5. Is the Bible a human book?
All books are human. There is a docetic suspicion lurking behind this question – an assumption that because something is human it cannot also bear the stamp of divinity.

6. Are there aspects of the Bible that are not divine?
All of it. And none of it. The Spirit, being the relational part of the Trinity, is what is needed for anything to become divine. It is not ‘inertly’ divine (that seems more like the Islamic understanding of the Koran).

7. Why do you call the Bible a conversation?
Because there are lots of competing voices in it. The way to read the Bible, the way for it to help you to walk in the Christian way, is to listen to the different voices and get a handle on the common subject – then you are in a position to take the conversation forward in your own life.

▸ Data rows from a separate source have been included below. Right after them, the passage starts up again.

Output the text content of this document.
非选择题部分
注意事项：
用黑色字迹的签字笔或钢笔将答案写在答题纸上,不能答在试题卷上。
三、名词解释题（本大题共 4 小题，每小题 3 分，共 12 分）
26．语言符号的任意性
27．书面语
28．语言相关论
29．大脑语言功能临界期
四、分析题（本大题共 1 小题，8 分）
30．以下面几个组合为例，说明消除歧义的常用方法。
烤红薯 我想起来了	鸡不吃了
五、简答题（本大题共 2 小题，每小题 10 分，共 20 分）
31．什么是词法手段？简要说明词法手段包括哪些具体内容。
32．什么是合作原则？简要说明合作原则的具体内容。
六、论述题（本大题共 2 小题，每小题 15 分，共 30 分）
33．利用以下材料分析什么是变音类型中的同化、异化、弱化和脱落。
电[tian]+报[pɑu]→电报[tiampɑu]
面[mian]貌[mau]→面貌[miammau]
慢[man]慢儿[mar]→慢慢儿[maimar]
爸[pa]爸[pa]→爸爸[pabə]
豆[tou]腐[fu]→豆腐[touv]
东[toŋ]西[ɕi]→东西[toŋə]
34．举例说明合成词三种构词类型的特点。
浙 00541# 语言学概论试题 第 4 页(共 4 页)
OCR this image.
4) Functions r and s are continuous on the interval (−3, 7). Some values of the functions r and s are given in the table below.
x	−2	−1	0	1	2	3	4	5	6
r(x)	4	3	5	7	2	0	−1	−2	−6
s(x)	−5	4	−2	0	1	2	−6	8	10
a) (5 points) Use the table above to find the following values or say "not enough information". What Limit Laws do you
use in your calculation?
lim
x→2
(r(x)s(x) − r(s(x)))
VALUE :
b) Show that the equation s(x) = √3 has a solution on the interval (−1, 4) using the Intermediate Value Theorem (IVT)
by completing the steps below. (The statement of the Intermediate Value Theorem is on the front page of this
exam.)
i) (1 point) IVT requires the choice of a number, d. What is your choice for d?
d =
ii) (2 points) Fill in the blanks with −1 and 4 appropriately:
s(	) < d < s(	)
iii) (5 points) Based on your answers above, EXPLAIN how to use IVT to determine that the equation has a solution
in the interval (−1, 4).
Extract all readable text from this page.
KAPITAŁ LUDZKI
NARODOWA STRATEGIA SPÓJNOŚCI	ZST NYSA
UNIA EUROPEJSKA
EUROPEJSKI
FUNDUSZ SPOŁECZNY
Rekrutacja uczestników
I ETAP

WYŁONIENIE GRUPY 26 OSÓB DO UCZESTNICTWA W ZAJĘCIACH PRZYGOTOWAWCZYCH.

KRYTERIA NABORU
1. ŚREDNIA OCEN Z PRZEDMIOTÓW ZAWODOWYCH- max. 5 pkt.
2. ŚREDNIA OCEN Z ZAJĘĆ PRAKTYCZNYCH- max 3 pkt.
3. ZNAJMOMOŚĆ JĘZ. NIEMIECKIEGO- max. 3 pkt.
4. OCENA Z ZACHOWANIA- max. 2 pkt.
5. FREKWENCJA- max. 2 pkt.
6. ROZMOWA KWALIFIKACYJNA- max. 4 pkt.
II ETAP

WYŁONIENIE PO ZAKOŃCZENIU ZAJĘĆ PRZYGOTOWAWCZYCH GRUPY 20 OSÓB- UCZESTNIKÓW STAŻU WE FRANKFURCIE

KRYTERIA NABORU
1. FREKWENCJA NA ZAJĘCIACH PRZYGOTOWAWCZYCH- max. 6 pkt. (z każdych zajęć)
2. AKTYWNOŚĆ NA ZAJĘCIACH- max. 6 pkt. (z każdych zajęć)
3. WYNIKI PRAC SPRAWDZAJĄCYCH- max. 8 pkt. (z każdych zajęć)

8. What do you believe about canonization?
Canonisation is the process by which the church discriminates between those writings which give life and those which destroy life. I trust its discernment. I also don’t see any canon as final; I think the church universal has the capacity to amend the canon, either positively or negatively.

9. Do you reject the inspiration of some books?
No.

10. Anything else you want to say?
Inerrancy is never claimed by the Bible. It is an alien importation from the doctrines of men and represents a crippling disease in the Body of Christ.

11. is your theology “inconsistent?”
God knows.

Even if it’s not explicitly a meme, I’d be very interested in other people’s answers to these questions.

(Picture taken last week; chosen because you can’t sail on a reflection, even if a reflection can tell you an awful lot about the original…)

4 thoughts on “What I think about the Bible, reposted

  1. 1. State briefly what you believe about the Bible.

    I consider one statement in the Bible to be absolutely true, namely “The truth shall set you free of sin and death”. All else of a dogmatic nature in the Bible and elsewhere, and the remaining questions, are to be analyzed and evaluated in respect to this one statement.

  2. It’s quite interesting, especially the part about a docetic suspicion.

    I would ask the writer, however, the following question: “If God is perfect, and God is the ultimate writer of Scripture, wouldn’t it logically follow that He would put in the canon that which was necessary and exclude that which was in error?” If He chose to come in Palestine two millenia ago, HE knew the environment and chose it for a specific purpose.